48. Arch. Amigas, rapport d'activité d'un membre du CDL, communiste, mars 1945 : les manifestations “ spontanées et légitimes ont été mises à profit par des fauteurs de troubles ... Il a fallu toute l'autorité du CDL pour ramener le calme ”.

49. 27 février, 1er et 3 mars 1945.

50. Même constat d'échec dans les Alpes-Maritimes (J.-L. PANICACCI, “ Le Comité départemental de la Libération... ”, op. cit., p. 105 : indifférence de la population).

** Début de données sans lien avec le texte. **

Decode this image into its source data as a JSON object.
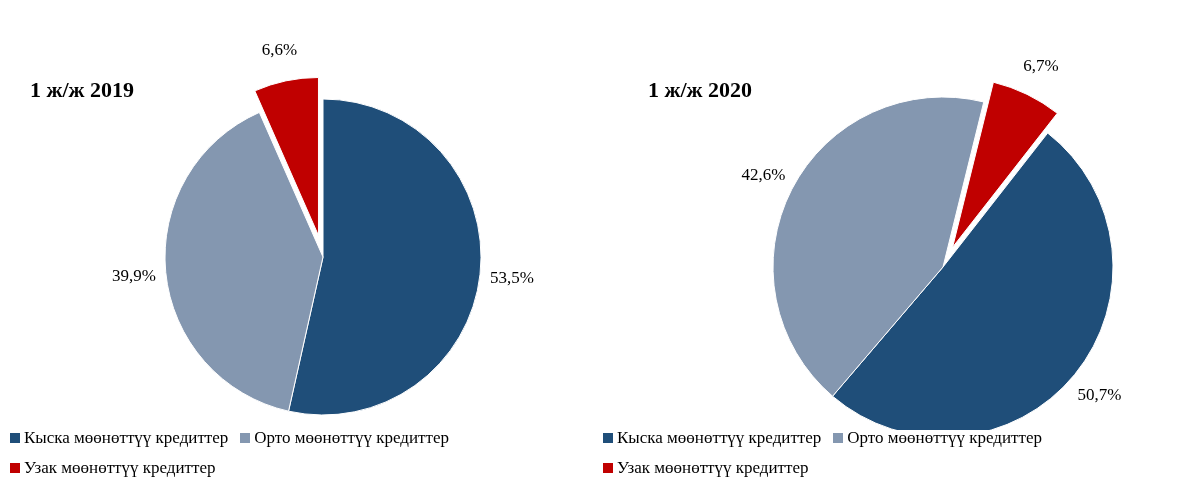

51. La Cour de Justice du Var ferme ses portes le 16 novembre 1945, après avoir rendu 212 arrêts (29 condamnations à mort dont plusieurs par contumace, 17 condamnations aux travaux forcés à perpétuité et 69 à temps, 68 peines de prison ou de réclusion, 38 acquittements), tandis que la chambre civique a rendu 215 arrêts dont 84 dégradations nationales à vie. Le camp est fermé le 15 juin 1945 et les détenus sont transférés à Marseille. L'examen de leurs dossiers se termine le 30 novembre 1945. Dans son bilan final, le préfet comptabilise 1 146 internements dont 753 suivis d'une libération plus ou moins rapide. Voir bilan de l'épuration en annexe.